# AI Flashcard Tutor in 2026: Quiz Your Due Cards With Claude and MCP

*2026-07-15*

Ten cards currently eligible for review. One question on screen. The stored answer stays hidden until you respond.

That is the useful version of an **AI flashcard tutor** in 2026: connect Claude to your real Flashcards data through MCP, load a small read-only snapshot of cards currently eligible for review, and make it wait between questions. The session can reveal each saved back and note your first attempts inside the chat. It cannot complete the FSRS review. You still record Again, Hard, Good, or Easy in the Flashcards app, or every card stays eligible for review.

![AI flashcard tutor quizzes one due card while the official FSRS review waits in the app.](/blog/ai-flashcard-tutor-due-cards.png)

## The two-minute workflow

Here is the whole routine before we get into the setup:

1. Add the Flashcards remote MCP connector to Claude.
2. Allow `list_workspaces` and `sql_query` for this session.
3. Block `sql_execute`, because this drill does not need writes.
4. Paste the tutor prompt below.
5. Confirm the workspace and let Claude fetch up to ten eligible cards.
6. Answer one front at a time. Ask for one hint only when you need it.
7. Open [Flashcards](https://app.flashcards-open-source-app.com/) afterward and complete the official reviews with your own FSRS ratings.

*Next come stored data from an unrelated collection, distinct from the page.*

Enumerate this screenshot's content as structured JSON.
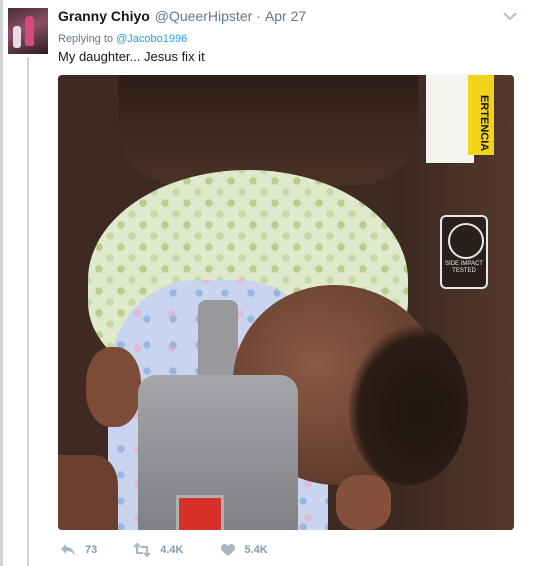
{
  "tweet": {
    "author_name": "Granny Chiyo",
    "handle": "@QueerHipster",
    "separator": "·",
    "date": "Apr 27",
    "replying_prefix": "Replying to",
    "replying_to": "@Jacobo1996",
    "text": "My daughter... Jesus fix it"
  },
  "media": {
    "sticker_text": "ERTENCIA",
    "badge_text": "SIDE IMPACT TESTED"
  },
  "actions": {
    "reply_count": "73",
    "retweet_count": "4.4K",
    "like_count": "5.4K"
  },
  "icons": {
    "caret": "chevron-down-icon",
    "reply": "reply-icon",
    "retweet": "retweet-icon",
    "like": "heart-icon"
  },
  "colors": {
    "link": "#1da1f2",
    "secondary_text": "#657786",
    "action_icon": "#aab8c2"
  }
}
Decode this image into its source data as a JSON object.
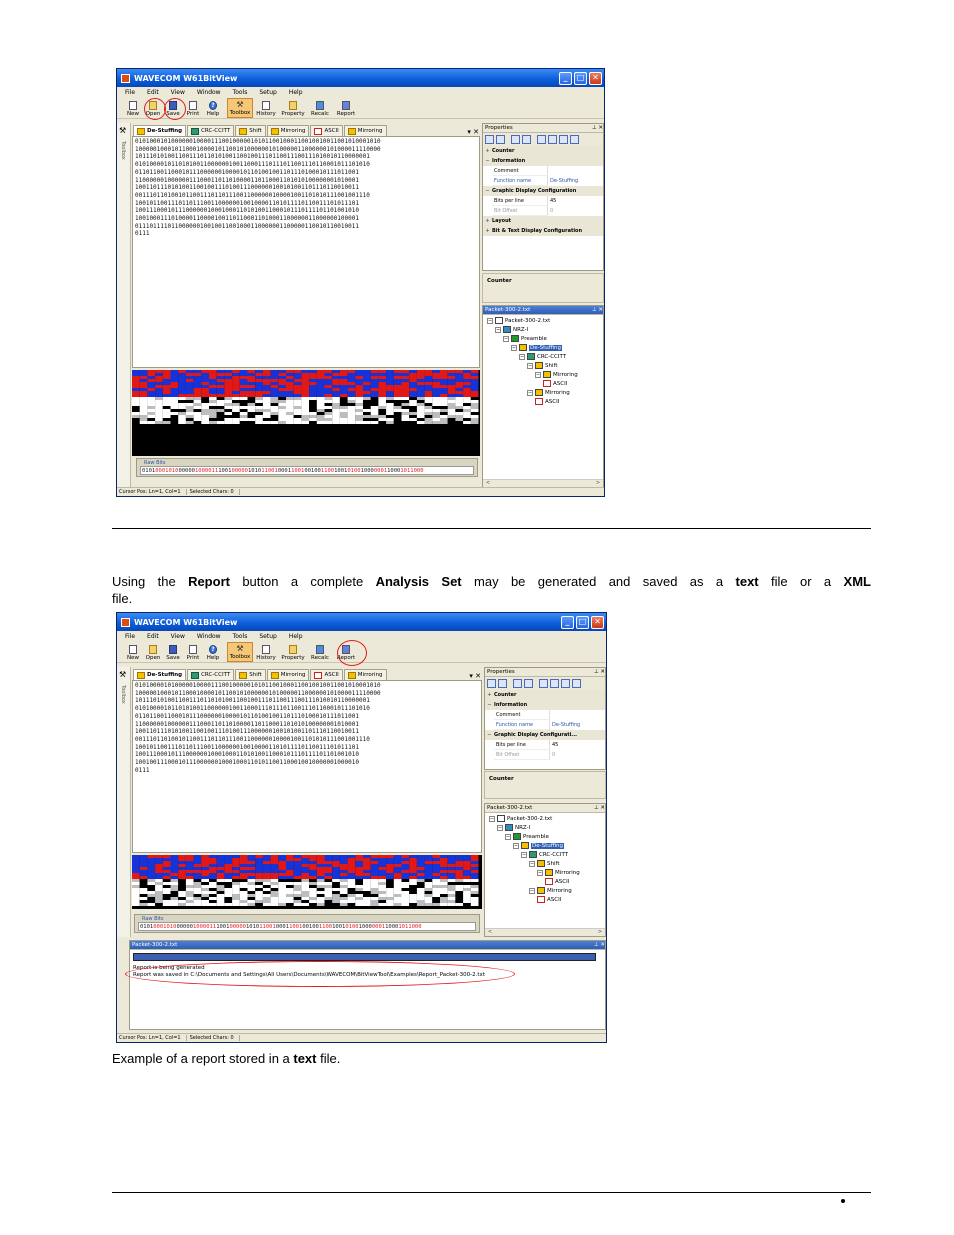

That last step is part of the workflow. The MCP session is a conversational practice layer over your cards. It does not clear the queue or reschedule anything.

If the connector is not set up yet, [the Claude MCP connection guide](/blog/how-to-connect-flashcards-to-claude-with-mcp/) covers the current menu path. The server URL is:

`https://mcp.flashcards-open-source-app.com/mcp`

## Set Claude up as a quiz-only AI flashcard tutor

The Flashcards connector exposes three calls:

- `list_workspaces({})` lists the workspaces your account can access.
- `sql_query({ sql, workspaceId? })` reads cards through a limited SQL dialect.
- `sql_execute({ sql, workspaceId? })` can create, edit, or delete cards and decks.

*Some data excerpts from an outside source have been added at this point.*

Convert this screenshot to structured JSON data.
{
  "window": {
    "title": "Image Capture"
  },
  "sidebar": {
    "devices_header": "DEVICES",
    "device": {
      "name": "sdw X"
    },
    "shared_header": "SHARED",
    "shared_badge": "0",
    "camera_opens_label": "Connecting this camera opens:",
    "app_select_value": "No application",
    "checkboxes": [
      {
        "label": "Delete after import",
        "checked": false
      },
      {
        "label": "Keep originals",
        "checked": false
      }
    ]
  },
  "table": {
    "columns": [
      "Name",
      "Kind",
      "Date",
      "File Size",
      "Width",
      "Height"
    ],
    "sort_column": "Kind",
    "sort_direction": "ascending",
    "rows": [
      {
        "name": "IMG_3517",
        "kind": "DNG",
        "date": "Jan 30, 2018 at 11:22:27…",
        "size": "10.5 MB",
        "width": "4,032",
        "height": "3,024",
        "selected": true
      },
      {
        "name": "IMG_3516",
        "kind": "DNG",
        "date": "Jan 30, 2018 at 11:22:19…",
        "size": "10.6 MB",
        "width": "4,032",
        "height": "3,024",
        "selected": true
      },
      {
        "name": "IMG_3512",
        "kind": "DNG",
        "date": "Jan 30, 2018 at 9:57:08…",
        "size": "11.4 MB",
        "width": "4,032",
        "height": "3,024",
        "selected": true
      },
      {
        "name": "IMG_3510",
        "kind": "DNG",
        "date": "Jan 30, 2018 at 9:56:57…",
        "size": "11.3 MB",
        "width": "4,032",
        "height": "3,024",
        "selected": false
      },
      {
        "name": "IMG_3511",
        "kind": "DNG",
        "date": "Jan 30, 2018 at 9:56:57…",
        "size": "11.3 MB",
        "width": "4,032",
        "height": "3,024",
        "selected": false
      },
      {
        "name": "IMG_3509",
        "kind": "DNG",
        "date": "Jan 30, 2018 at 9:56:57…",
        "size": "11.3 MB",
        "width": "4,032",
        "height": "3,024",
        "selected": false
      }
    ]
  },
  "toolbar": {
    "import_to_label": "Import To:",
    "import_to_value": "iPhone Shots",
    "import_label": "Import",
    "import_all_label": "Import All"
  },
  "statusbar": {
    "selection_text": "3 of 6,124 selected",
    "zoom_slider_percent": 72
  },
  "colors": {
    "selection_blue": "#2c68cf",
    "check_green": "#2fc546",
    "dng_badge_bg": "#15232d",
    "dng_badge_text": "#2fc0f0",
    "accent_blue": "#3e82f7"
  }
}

The `workspaceId` argument is per call. Pass it to target the workspace you confirmed. Omit it and the tool uses the selected default. Supplying an ID does not change or persist a new default.

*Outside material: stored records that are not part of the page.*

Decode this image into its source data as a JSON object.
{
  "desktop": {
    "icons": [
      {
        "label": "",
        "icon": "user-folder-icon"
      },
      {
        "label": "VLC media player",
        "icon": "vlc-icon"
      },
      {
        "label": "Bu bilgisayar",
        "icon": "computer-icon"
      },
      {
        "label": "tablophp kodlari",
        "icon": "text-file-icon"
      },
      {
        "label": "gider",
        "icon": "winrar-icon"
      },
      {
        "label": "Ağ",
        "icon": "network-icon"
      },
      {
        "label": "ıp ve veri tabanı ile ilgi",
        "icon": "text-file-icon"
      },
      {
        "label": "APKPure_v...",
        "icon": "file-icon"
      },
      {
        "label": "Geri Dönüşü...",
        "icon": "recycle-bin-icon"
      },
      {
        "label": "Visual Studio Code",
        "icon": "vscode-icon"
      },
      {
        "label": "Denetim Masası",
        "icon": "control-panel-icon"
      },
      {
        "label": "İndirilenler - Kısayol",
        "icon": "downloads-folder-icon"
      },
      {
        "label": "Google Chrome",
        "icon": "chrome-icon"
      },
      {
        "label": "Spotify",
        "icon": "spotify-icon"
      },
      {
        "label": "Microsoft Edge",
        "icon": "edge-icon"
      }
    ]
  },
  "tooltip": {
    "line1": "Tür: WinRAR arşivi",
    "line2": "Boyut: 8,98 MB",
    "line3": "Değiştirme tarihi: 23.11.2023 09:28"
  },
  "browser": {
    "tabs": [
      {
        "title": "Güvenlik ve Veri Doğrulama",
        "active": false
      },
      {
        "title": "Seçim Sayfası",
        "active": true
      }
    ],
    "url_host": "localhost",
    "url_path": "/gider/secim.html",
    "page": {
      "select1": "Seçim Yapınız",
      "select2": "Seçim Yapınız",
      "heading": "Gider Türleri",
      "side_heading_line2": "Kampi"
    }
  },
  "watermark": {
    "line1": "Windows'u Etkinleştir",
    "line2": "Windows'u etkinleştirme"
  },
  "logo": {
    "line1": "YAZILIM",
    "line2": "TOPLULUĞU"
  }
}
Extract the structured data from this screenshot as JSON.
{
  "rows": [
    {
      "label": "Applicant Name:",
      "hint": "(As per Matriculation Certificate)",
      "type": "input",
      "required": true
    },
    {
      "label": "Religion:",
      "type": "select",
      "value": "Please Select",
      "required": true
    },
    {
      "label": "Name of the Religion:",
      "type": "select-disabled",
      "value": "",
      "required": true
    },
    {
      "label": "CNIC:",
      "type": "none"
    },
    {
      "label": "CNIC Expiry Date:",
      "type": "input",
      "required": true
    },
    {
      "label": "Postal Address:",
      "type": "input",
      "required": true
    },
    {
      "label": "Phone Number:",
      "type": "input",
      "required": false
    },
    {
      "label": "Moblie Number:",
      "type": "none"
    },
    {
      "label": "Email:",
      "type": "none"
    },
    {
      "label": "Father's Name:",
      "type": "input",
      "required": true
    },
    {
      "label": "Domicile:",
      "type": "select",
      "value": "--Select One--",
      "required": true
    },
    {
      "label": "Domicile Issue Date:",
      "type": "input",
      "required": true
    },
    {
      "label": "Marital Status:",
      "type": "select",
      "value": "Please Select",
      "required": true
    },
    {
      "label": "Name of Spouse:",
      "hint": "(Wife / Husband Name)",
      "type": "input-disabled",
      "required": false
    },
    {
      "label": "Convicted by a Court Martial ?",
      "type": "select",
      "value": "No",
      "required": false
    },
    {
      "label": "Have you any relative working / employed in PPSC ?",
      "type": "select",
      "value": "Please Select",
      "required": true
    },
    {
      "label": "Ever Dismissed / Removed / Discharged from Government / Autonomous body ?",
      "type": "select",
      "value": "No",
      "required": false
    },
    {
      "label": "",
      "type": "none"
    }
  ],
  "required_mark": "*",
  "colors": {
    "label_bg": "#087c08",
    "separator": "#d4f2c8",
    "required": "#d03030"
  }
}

The overall connector is not read-only. The server enforces that `list_workspaces` and `sql_query` cannot write, while `sql_execute` is the write-capable tool for cards and decks. Flashcards currently uses one OAuth scope, `flashcards`; it does not issue a separate server-side read-only grant.

For this quiz, block `sql_execute` in Claude's connector permissions. That is a client policy, not a narrower OAuth permission enforced by Flashcards. If your client offers approval instead of a hard block, decline every `sql_execute` request. The prompt also tells Claude not to call it, but a sentence in a prompt is weaker than a tool permission.

Interactive clients authorize through OAuth 2.1 with PKCE and Dynamic Client Registration. You do not need to paste an API key into Claude. The [MCP connector documentation](/docs/mcp-connector/) has the current authentication and tool contract.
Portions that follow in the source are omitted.